Saturday, July 3, 2010

Past Deadline: Sixty-Nine Days and Counting

The kids finished school this week!

Yay!

Sigh.

I have mixed feelings. For one thing, I am utterly overjoyed about not having to pack lunches every day. I’m quite certain the kids are happy about this, too, as the creativity level on that front had dwindled rather dramatically with the passing months. I won’t overly miss tussles about homework, either. Although these skirmishes were relatively mild, it’s still nice to get a break from it to enjoy uninterrupted gardening time for me or play time for the short people.

I’m also looking forward to not having to navigate the construction zone and busy detour area with large groups of children in tow after school. There’s something vaguely kamikaze about some of the drivers by times, and crossing streets with occasionally absentminded short people has left me slightly frazzled.

Those are the reasons why I’m happy to see the school year end. Now for the main event: Keeping Children Busy for 69 Days. But who’s counting?

I was lamenting the end of school to one mom recently, but she is apparently a Good Mother who looks forward to the summer because she likes to have her kids near her. (I probably smiled weakly and nodded in feigned agreement while backing away slowly.)

Since I am clearly not endowed with the same sort of enthusiasm for the summer holidays as good parents are, it became evident I need a concrete survival plan. I’m Type A, you know, so things have to be Just So.

Groom-boy and I are both currently working predominantly from home, so you’d think Keeping Children Busy for 69 Days wouldn’t be a big deal, right? I mean, we’re both in the building.

Well, let’s just say it’s not always that easy.

Despite the benefits that come with working from home, a few things are a tad more difficult, and navigating summer holidays as working-from-home parents is one of them. For example, despite having a communal work calendar at our disposal, it never seems to fail that when one of us has a one- or two-hour commitment, the other one will have a simultaneous obligation, requiring the involvement of third-party child care.

When both parents work full time away from home, it’s pretty obvious they’ve got to set up some sort of full-time child care in the summer. When you work from home on a freelance basis, you often have the flexibility to juggle your schedule in a way that accommodates summer holidays, but it’s not always possible to know when work will suddenly become busy as stink.
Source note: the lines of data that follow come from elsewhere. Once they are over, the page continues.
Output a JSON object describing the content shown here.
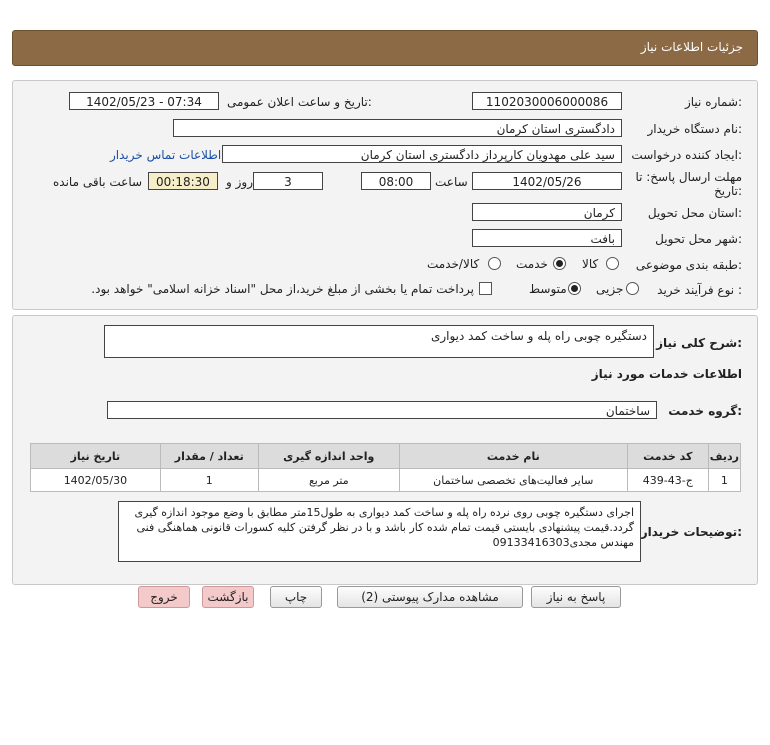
{
  "header": {
    "title": "جزئیات اطلاعات نیاز"
  },
  "form": {
    "need_number_label": "شماره نیاز:",
    "need_number": "1102030006000086",
    "announce_label": "تاریخ و ساعت اعلان عمومی:",
    "announce_value": "1402/05/23 - 07:34",
    "buyer_org_label": "نام دستگاه خریدار:",
    "buyer_org": "دادگستری استان کرمان",
    "creator_label": "ایجاد کننده درخواست:",
    "creator": "سید علی مهدویان کارپرداز دادگستری استان کرمان",
    "contact_link": "اطلاعات تماس خریدار",
    "deadline_label_1": "مهلت ارسال پاسخ: تا",
    "deadline_label_2": "تاریخ:",
    "deadline_date": "1402/05/26",
    "time_label": "ساعت",
    "deadline_time": "08:00",
    "days_count": "3",
    "days_label": "روز و",
    "remaining_time": "00:18:30",
    "remaining_label": "ساعت باقی مانده",
    "province_label": "استان محل تحویل:",
    "province": "کرمان",
    "city_label": "شهر محل تحویل:",
    "city": "بافت",
    "category_label": "طبقه بندی موضوعی:",
    "category_options": [
      "کالا",
      "خدمت",
      "کالا/خدمت"
    ],
    "category_selected": "خدمت",
    "process_label": "نوع فرآیند خرید :",
    "process_options": [
      "جزیی",
      "متوسط"
    ],
    "process_selected": "متوسط",
    "payment_note": "پرداخت تمام یا بخشی از مبلغ خرید،از محل \"اسناد خزانه اسلامی\" خواهد بود."
  },
  "description": {
    "label": "شرح کلی نیاز:",
    "value": "دستگیره چوبی راه پله و ساخت کمد دیواری"
  },
  "services": {
    "section_title": "اطلاعات خدمات مورد نیاز",
    "group_label": "گروه خدمت:",
    "group_value": "ساختمان",
    "table": {
      "headers": [
        "ردیف",
        "کد خدمت",
        "نام خدمت",
        "واحد اندازه گیری",
        "تعداد / مقدار",
        "تاریخ نیاز"
      ],
      "rows": [
        [
          "1",
          "ج-43-439",
          "سایر فعالیت‌های تخصصی ساختمان",
          "متر مربع",
          "1",
          "1402/05/30"
        ]
      ]
    }
  },
  "buyer_notes": {
    "label": "توضیحات خریدار:",
    "text": "اجرای دستگیره چوبی روی نرده راه پله و ساخت کمد دیواری به طول15متر مطابق با وضع موجود اندازه گیری گردد.قیمت پیشنهادی بایستی قیمت تمام شده کار باشد و با در نظر گرفتن کلیه کسورات قانونی هماهنگی فنی مهندس مجدی09133416303"
  },
  "buttons": {
    "reply": "پاسخ به نیاز",
    "attachments": "مشاهده مدارک پیوستی (2)",
    "print": "چاپ",
    "back": "بازگشت",
    "exit": "خروج"
  }
}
Indeed, even though you’re at home, things need to be done. You know, like work. This means it is not uncommon to find both Responsible Adults with heads bowed over keyboards pecking madly away at something whilst Lord of the Flies-style anarchy ensues somewhere in the abode.

It has taken me a while to realize that despite a hundred or so years of marriage, Groom-boy and I can’t read each other’s minds – at least not when it comes to work. So even though he might say, “No, I don’t really have much on the agenda this morning,” that doesn’t mean the agenda is clear and that I’m free to work uninterrupted (and vice versa).

Hence the need for a plan – a schedule, even – that clearly denotes when one of us is devoted solely to parental duty. This means avoiding e-mail and phone calls and appointments in favour of carting short people to swimming lessons or frolicking happily in the dew with lambs or whatever.

I also see some visits to grandparents in the short people’s future. I haven’t told the grandparents yet, so shhhhhh!

And, lastly, is the glorious “Lost Harbour Summer School and Military Camp” card. Do you know this place? I’ve been telling my kids about it. The camp is located so far away (on a remote lost harbour) that once you go you have to stay for weeks. The program consists of four hours of school each day followed by marching and building walls out of heavy rocks.

Now if you’ll excuse me, I have to go watch for the delivery truck for my Mother of the Year Award.

Ahem.
Published in The Perth Courier on July 1/10.